D. Pengaruhnya Terhadap Studi Islam
Studi Islam di Barat, sulit dipungkiri turut membentuk cara pandang sarjana-sarjana muslim tamatan universitas-universitas Barat terhadap Islam. Dimana menurut Azyumardi Azra bahwa ada dua pendekatan dalam mengkaji Islam, yaitu teologis dan sejarah agama-agama. Dari dua pendekatan tersebut pendekatan kedua yakni sejarah agamalah yang dominan dipakai oleh para pengkaji Islam di Barat berakar dalam beberapa disiplin traditional. Pertama, adalah mereka yang berakar pada disiplin humaniora traditional, yang mencakup filologi, filsafat, literature dan sejarah. Kedua, yang berakar pada disiplin teologi, seperti sejarah kitab suci dam sejarah institusi-institusi agama. Ketiga, yang berakar pada ilmu-ilmu sosial, khususnya antropologi, linguistic dan psikologi. Dan Keempat, yang berakar pada studi-studi kawasan yang menjadi salah satu titik tolak “orientalisme” yakni “dunia Timur” (khususnya kajian Timur Tengah, Asia Selatan dan Asia Tenggara).

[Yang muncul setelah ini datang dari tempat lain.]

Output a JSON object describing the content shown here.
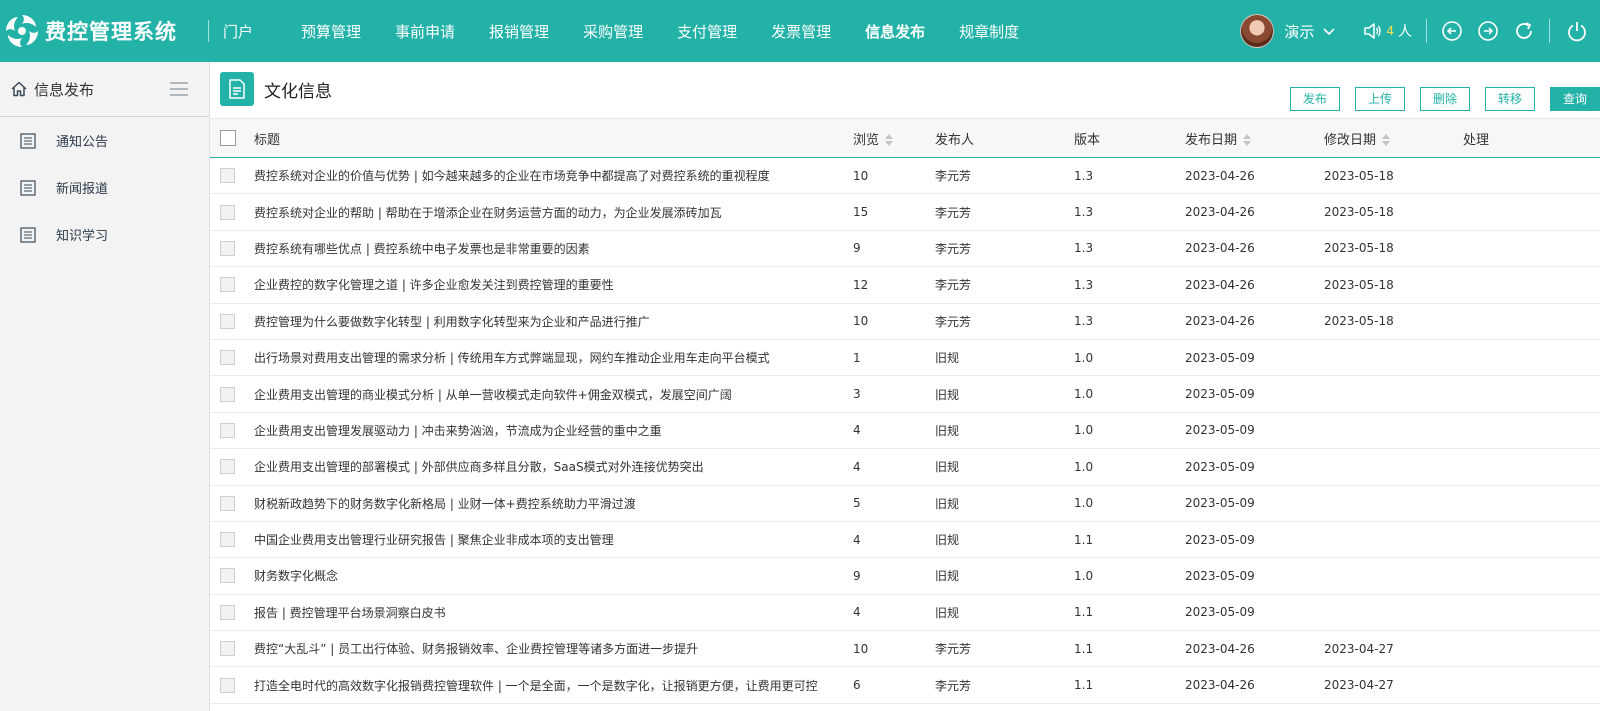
{
  "app": {
    "title": "费控管理系统"
  },
  "nav": {
    "items": [
      {
        "label": "门户",
        "active": false
      },
      {
        "label": "预算管理",
        "active": false
      },
      {
        "label": "事前申请",
        "active": false
      },
      {
        "label": "报销管理",
        "active": false
      },
      {
        "label": "采购管理",
        "active": false
      },
      {
        "label": "支付管理",
        "active": false
      },
      {
        "label": "发票管理",
        "active": false
      },
      {
        "label": "信息发布",
        "active": true
      },
      {
        "label": "规章制度",
        "active": false
      }
    ]
  },
  "user": {
    "name": "演示",
    "online_count": "4",
    "online_unit": "人"
  },
  "sidebar": {
    "title": "信息发布",
    "items": [
      {
        "label": "通知公告"
      },
      {
        "label": "新闻报道"
      },
      {
        "label": "知识学习"
      }
    ]
  },
  "page": {
    "title": "文化信息",
    "actions": [
      {
        "label": "发布",
        "primary": false
      },
      {
        "label": "上传",
        "primary": false
      },
      {
        "label": "删除",
        "primary": false
      },
      {
        "label": "转移",
        "primary": false
      },
      {
        "label": "查询",
        "primary": true
      }
    ]
  },
  "table": {
    "columns": [
      {
        "label": "标题",
        "sortable": false
      },
      {
        "label": "浏览",
        "sortable": true
      },
      {
        "label": "发布人",
        "sortable": false
      },
      {
        "label": "版本",
        "sortable": false
      },
      {
        "label": "发布日期",
        "sortable": true
      },
      {
        "label": "修改日期",
        "sortable": true
      },
      {
        "label": "处理",
        "sortable": false
      }
    ],
    "rows": [
      {
        "title": "费控系统对企业的价值与优势 | 如今越来越多的企业在市场竞争中都提高了对费控系统的重视程度",
        "views": "10",
        "publisher": "李元芳",
        "version": "1.3",
        "publish_date": "2023-04-26",
        "modified_date": "2023-05-18"
      },
      {
        "title": "费控系统对企业的帮助 | 帮助在于增添企业在财务运营方面的动力，为企业发展添砖加瓦",
        "views": "15",
        "publisher": "李元芳",
        "version": "1.3",
        "publish_date": "2023-04-26",
        "modified_date": "2023-05-18"
      },
      {
        "title": "费控系统有哪些优点 | 费控系统中电子发票也是非常重要的因素",
        "views": "9",
        "publisher": "李元芳",
        "version": "1.3",
        "publish_date": "2023-04-26",
        "modified_date": "2023-05-18"
      },
      {
        "title": "企业费控的数字化管理之道 | 许多企业愈发关注到费控管理的重要性",
        "views": "12",
        "publisher": "李元芳",
        "version": "1.3",
        "publish_date": "2023-04-26",
        "modified_date": "2023-05-18"
      },
      {
        "title": "费控管理为什么要做数字化转型 | 利用数字化转型来为企业和产品进行推广",
        "views": "10",
        "publisher": "李元芳",
        "version": "1.3",
        "publish_date": "2023-04-26",
        "modified_date": "2023-05-18"
      },
      {
        "title": "出行场景对费用支出管理的需求分析 | 传统用车方式弊端显现，网约车推动企业用车走向平台模式",
        "views": "1",
        "publisher": "旧规",
        "version": "1.0",
        "publish_date": "2023-05-09",
        "modified_date": ""
      },
      {
        "title": "企业费用支出管理的商业模式分析 | 从单一营收模式走向软件+佣金双模式，发展空间广阔",
        "views": "3",
        "publisher": "旧规",
        "version": "1.0",
        "publish_date": "2023-05-09",
        "modified_date": ""
      },
      {
        "title": "企业费用支出管理发展驱动力 | 冲击来势汹汹，节流成为企业经营的重中之重",
        "views": "4",
        "publisher": "旧规",
        "version": "1.0",
        "publish_date": "2023-05-09",
        "modified_date": ""
      },
      {
        "title": "企业费用支出管理的部署模式 | 外部供应商多样且分散，SaaS模式对外连接优势突出",
        "views": "4",
        "publisher": "旧规",
        "version": "1.0",
        "publish_date": "2023-05-09",
        "modified_date": ""
      },
      {
        "title": "财税新政趋势下的财务数字化新格局 | 业财一体+费控系统助力平滑过渡",
        "views": "5",
        "publisher": "旧规",
        "version": "1.0",
        "publish_date": "2023-05-09",
        "modified_date": ""
      },
      {
        "title": "中国企业费用支出管理行业研究报告 | 聚焦企业非成本项的支出管理",
        "views": "4",
        "publisher": "旧规",
        "version": "1.1",
        "publish_date": "2023-05-09",
        "modified_date": ""
      },
      {
        "title": "财务数字化概念",
        "views": "9",
        "publisher": "旧规",
        "version": "1.0",
        "publish_date": "2023-05-09",
        "modified_date": ""
      },
      {
        "title": "报告 | 费控管理平台场景洞察白皮书",
        "views": "4",
        "publisher": "旧规",
        "version": "1.1",
        "publish_date": "2023-05-09",
        "modified_date": ""
      },
      {
        "title": "费控“大乱斗” | 员工出行体验、财务报销效率、企业费控管理等诸多方面进一步提升",
        "views": "10",
        "publisher": "李元芳",
        "version": "1.1",
        "publish_date": "2023-04-26",
        "modified_date": "2023-04-27"
      },
      {
        "title": "打造全电时代的高效数字化报销费控管理软件 | 一个是全面，一个是数字化，让报销更方便，让费用更可控",
        "views": "6",
        "publisher": "李元芳",
        "version": "1.1",
        "publish_date": "2023-04-26",
        "modified_date": "2023-04-27"
      }
    ]
  },
  "colors": {
    "brand": "#22b2a8",
    "online_count": "#ffe04a",
    "sidebar_bg": "#f3f3f3"
  }
}
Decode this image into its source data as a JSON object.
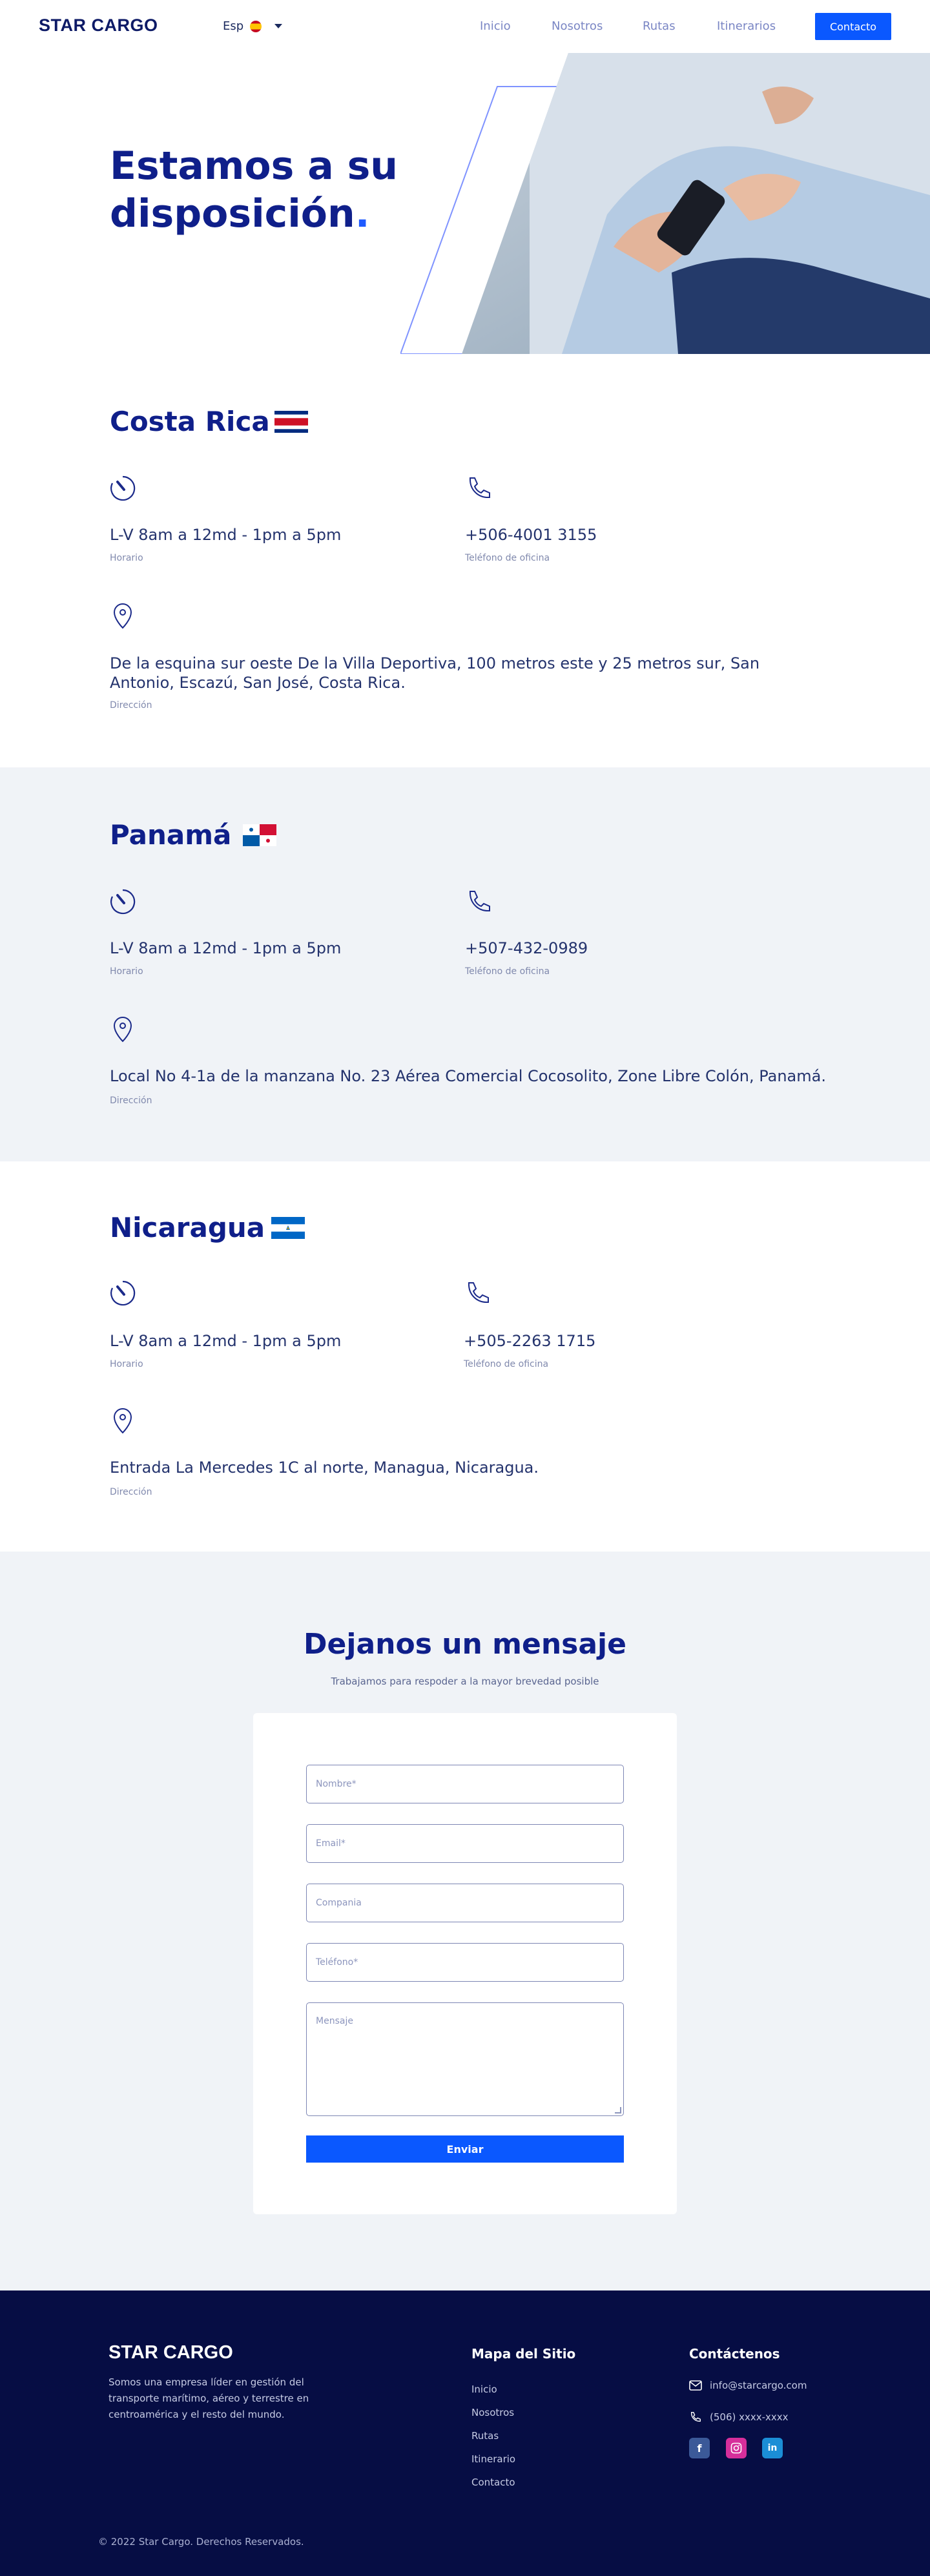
{
  "header": {
    "logo": "STAR CARGO",
    "language": "Esp",
    "nav": [
      "Inicio",
      "Nosotros",
      "Rutas",
      "Itinerarios"
    ],
    "cta": "Contacto"
  },
  "hero": {
    "title_line1": "Estamos a su",
    "title_line2": "disposición",
    "title_dot": "."
  },
  "offices": [
    {
      "country": "Costa Rica",
      "hours": "L-V 8am a 12md - 1pm a 5pm",
      "hours_label": "Horario",
      "phone": "+506-4001 3155",
      "phone_label": "Teléfono de oficina",
      "address": "De la esquina sur oeste De la Villa Deportiva, 100 metros este y 25 metros sur, San Antonio, Escazú, San José, Costa Rica.",
      "address_label": "Dirección"
    },
    {
      "country": "Panamá",
      "hours": "L-V 8am a 12md - 1pm a 5pm",
      "hours_label": "Horario",
      "phone": "+507-432-0989",
      "phone_label": "Teléfono de oficina",
      "address": "Local No 4-1a de la manzana No. 23 Aérea Comercial Cocosolito, Zone Libre Colón, Panamá.",
      "address_label": "Dirección"
    },
    {
      "country": "Nicaragua",
      "hours": "L-V 8am a 12md - 1pm a 5pm",
      "hours_label": "Horario",
      "phone": "+505-2263 1715",
      "phone_label": "Teléfono de oficina",
      "address": "Entrada La Mercedes 1C al norte, Managua, Nicaragua.",
      "address_label": "Dirección"
    }
  ],
  "form": {
    "title": "Dejanos un mensaje",
    "subtitle": "Trabajamos para respoder a la mayor brevedad posible",
    "placeholders": [
      "Nombre*",
      "Email*",
      "Compania",
      "Teléfono*",
      "Mensaje"
    ],
    "submit": "Enviar"
  },
  "footer": {
    "logo": "STAR CARGO",
    "description": "Somos una empresa líder en gestión del transporte marítimo, aéreo y terrestre en centroamérica y el resto del mundo.",
    "sitemap_title": "Mapa del Sitio",
    "sitemap_links": [
      "Inicio",
      "Nosotros",
      "Rutas",
      "Itinerario",
      "Contacto"
    ],
    "contact_title": "Contáctenos",
    "email": "info@starcargo.com",
    "phone": "(506) xxxx-xxxx",
    "social": [
      "f",
      "ig",
      "in"
    ],
    "copyright": "© 2022 Star Cargo. Derechos Reservados."
  },
  "colors": {
    "primary": "#0a58ff",
    "navy": "#0f1f8a",
    "footer_bg": "#060d44",
    "section_alt_bg": "#f0f3f7"
  }
}
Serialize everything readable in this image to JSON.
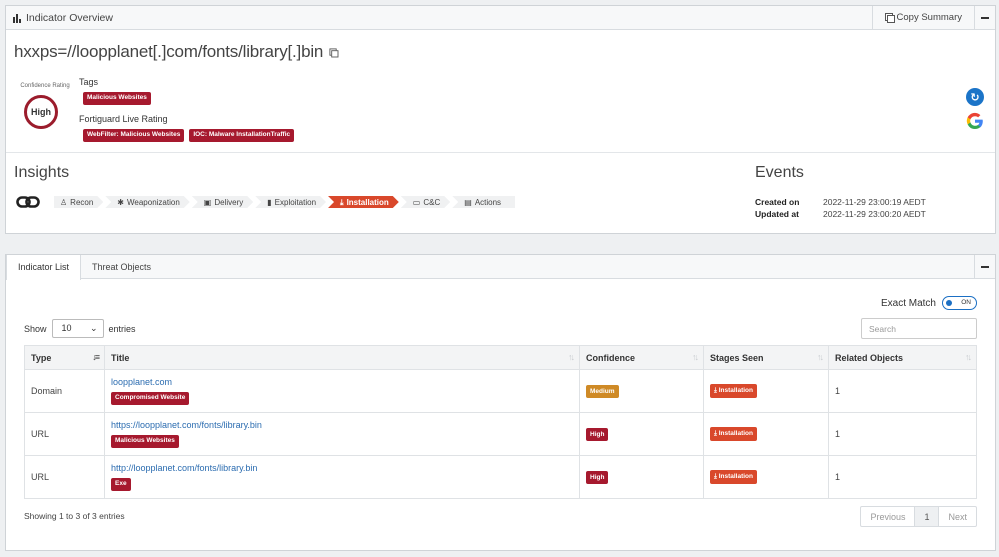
{
  "overview": {
    "header_title": "Indicator Overview",
    "copy_label": "Copy Summary",
    "indicator": "hxxps=//loopplanet[.]com/fonts/library[.]bin",
    "confidence_label": "Confidence Rating",
    "confidence_value": "High",
    "tags_label": "Tags",
    "tags": [
      "Malicious Websites"
    ],
    "fortiguard_label": "Fortiguard Live Rating",
    "fortiguard_tags": [
      "WebFilter: Malicious Websites",
      "IOC: Malware InstallationTraffic"
    ]
  },
  "insights": {
    "title": "Insights",
    "stages": [
      {
        "label": "Recon",
        "icon": "binoculars-icon",
        "glyph": "♙",
        "active": false
      },
      {
        "label": "Weaponization",
        "icon": "gear-icon",
        "glyph": "✱",
        "active": false
      },
      {
        "label": "Delivery",
        "icon": "package-icon",
        "glyph": "▣",
        "active": false
      },
      {
        "label": "Exploitation",
        "icon": "lock-icon",
        "glyph": "▮",
        "active": false
      },
      {
        "label": "Installation",
        "icon": "download-icon",
        "glyph": "⤓",
        "active": true
      },
      {
        "label": "C&C",
        "icon": "laptop-icon",
        "glyph": "▭",
        "active": false
      },
      {
        "label": "Actions",
        "icon": "keyboard-icon",
        "glyph": "▤",
        "active": false
      }
    ]
  },
  "events": {
    "title": "Events",
    "created_label": "Created on",
    "created_value": "2022-11-29 23:00:19 AEDT",
    "updated_label": "Updated at",
    "updated_value": "2022-11-29 23:00:20 AEDT"
  },
  "list": {
    "tabs": [
      "Indicator List",
      "Threat Objects"
    ],
    "exact_match_label": "Exact Match",
    "toggle_state": "ON",
    "show_label": "Show",
    "entries_value": "10",
    "entries_label": "entries",
    "search_placeholder": "Search",
    "columns": [
      "Type",
      "Title",
      "Confidence",
      "Stages Seen",
      "Related Objects"
    ],
    "rows": [
      {
        "type": "Domain",
        "title": "loopplanet.com",
        "tag": "Compromised Website",
        "confidence": "Medium",
        "stage": "Installation",
        "related": "1"
      },
      {
        "type": "URL",
        "title": "https://loopplanet.com/fonts/library.bin",
        "tag": "Malicious Websites",
        "confidence": "High",
        "stage": "Installation",
        "related": "1"
      },
      {
        "type": "URL",
        "title": "http://loopplanet.com/fonts/library.bin",
        "tag": "Exe",
        "confidence": "High",
        "stage": "Installation",
        "related": "1"
      }
    ],
    "showing": "Showing 1 to 3 of 3 entries",
    "pager": {
      "previous": "Previous",
      "page": "1",
      "next": "Next"
    }
  },
  "colors": {
    "brand_red": "#a6192e",
    "stage_orange": "#d9482b",
    "medium_amber": "#cf8a26",
    "link_blue": "#2b6cb0"
  }
}
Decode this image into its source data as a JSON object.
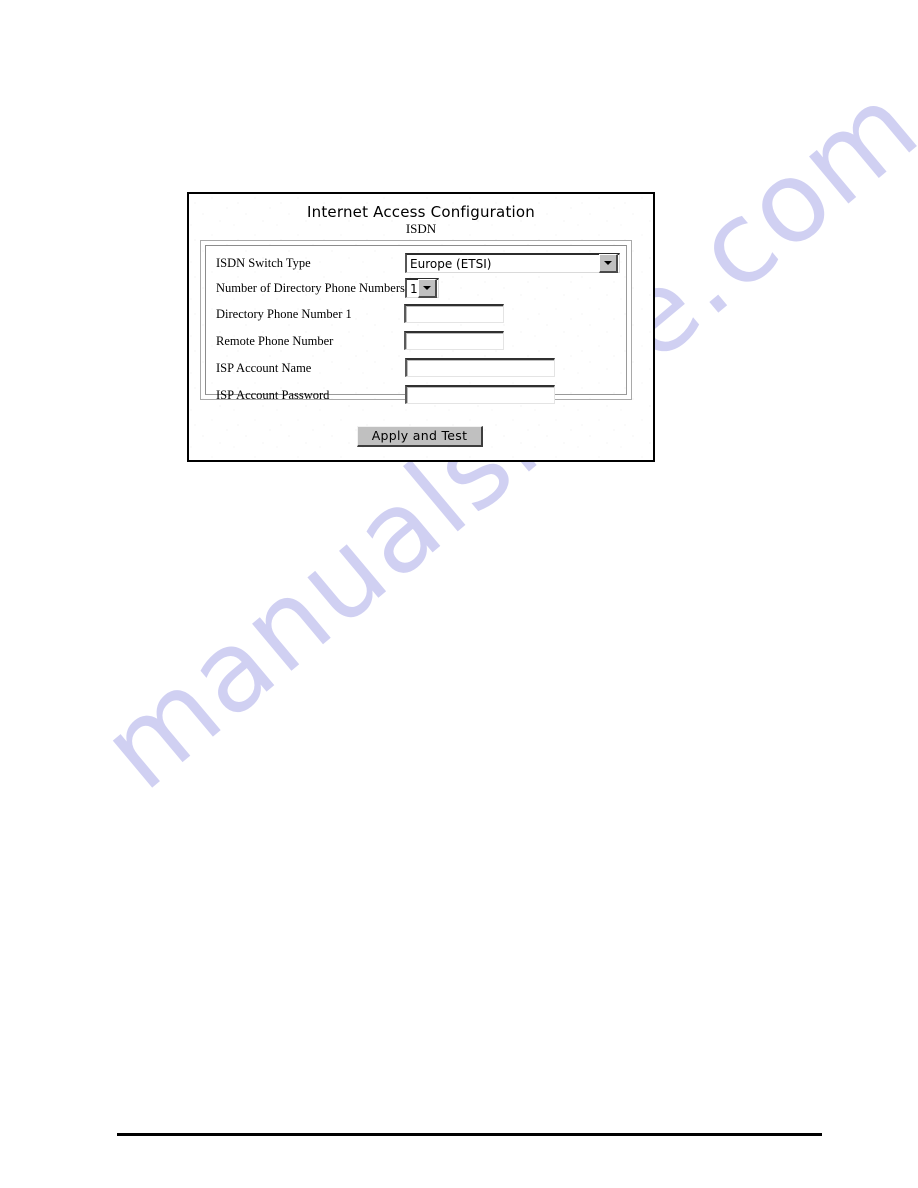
{
  "page": {
    "background_color": "#ffffff",
    "watermark": {
      "text": "manualshive.com",
      "color": "#c8c8f0"
    }
  },
  "dialog": {
    "title": "Internet Access Configuration",
    "subtitle": "ISDN",
    "border_color": "#000000",
    "face_color": "#ffffff",
    "rows": [
      {
        "label": "ISDN Switch Type",
        "control": "combobox",
        "value": "Europe (ETSI)"
      },
      {
        "label": "Number of Directory Phone Numbers",
        "control": "combobox",
        "value": "1"
      },
      {
        "label": "Directory Phone Number 1",
        "control": "textfield",
        "value": ""
      },
      {
        "label": "Remote Phone Number",
        "control": "textfield",
        "value": ""
      },
      {
        "label": "ISP Account Name",
        "control": "textfield",
        "value": ""
      },
      {
        "label": "ISP Account Password",
        "control": "textfield",
        "value": ""
      }
    ],
    "button": {
      "label": "Apply and Test",
      "face_color": "#c0c0c0"
    }
  }
}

Pertumbuhan minat untuk memahami Islam lebih sebagai“tradisi keagamaan yang hidup”. Yang historis, ketimbang “kumpulan tatanan doktrin”, yang terdapat dalam Al-Qur’an dan hadits, menemukan momentum kuat dan pertumbuhan kajian-kajian Islam di beberapa universitas besar dan terkemuka di Amerika Serikat. Tradisi ini pertamakali tumbuh di Eropa, yang selanjutnya dikembangkan di Amerika oleh sarjana semacam D.B. Macdonald (1863-1943) dan H.A.R. Gibb.[11]
Pada umumnya orientalis membahas Islam    dengan pendekatan saintifik. Fenomena Islam dianalisis dengan teori ilmiah tertentu. Misalnya dengan pendakatan historis, sosiologis, psikologis dan sebagainya. Pendekatan tersebut meskipun turut memberikan kontribusi bagi studi Islam, namun kelemahannya yang besar adalah Islam ditempatkan sebagai fenomena empirik sensual, fenomena historik dan semata-mata kontekstual dengan mengabaikan segi tekstual sehingga menghilangkan bahkan menolak esensi Islam sebagai wahyu.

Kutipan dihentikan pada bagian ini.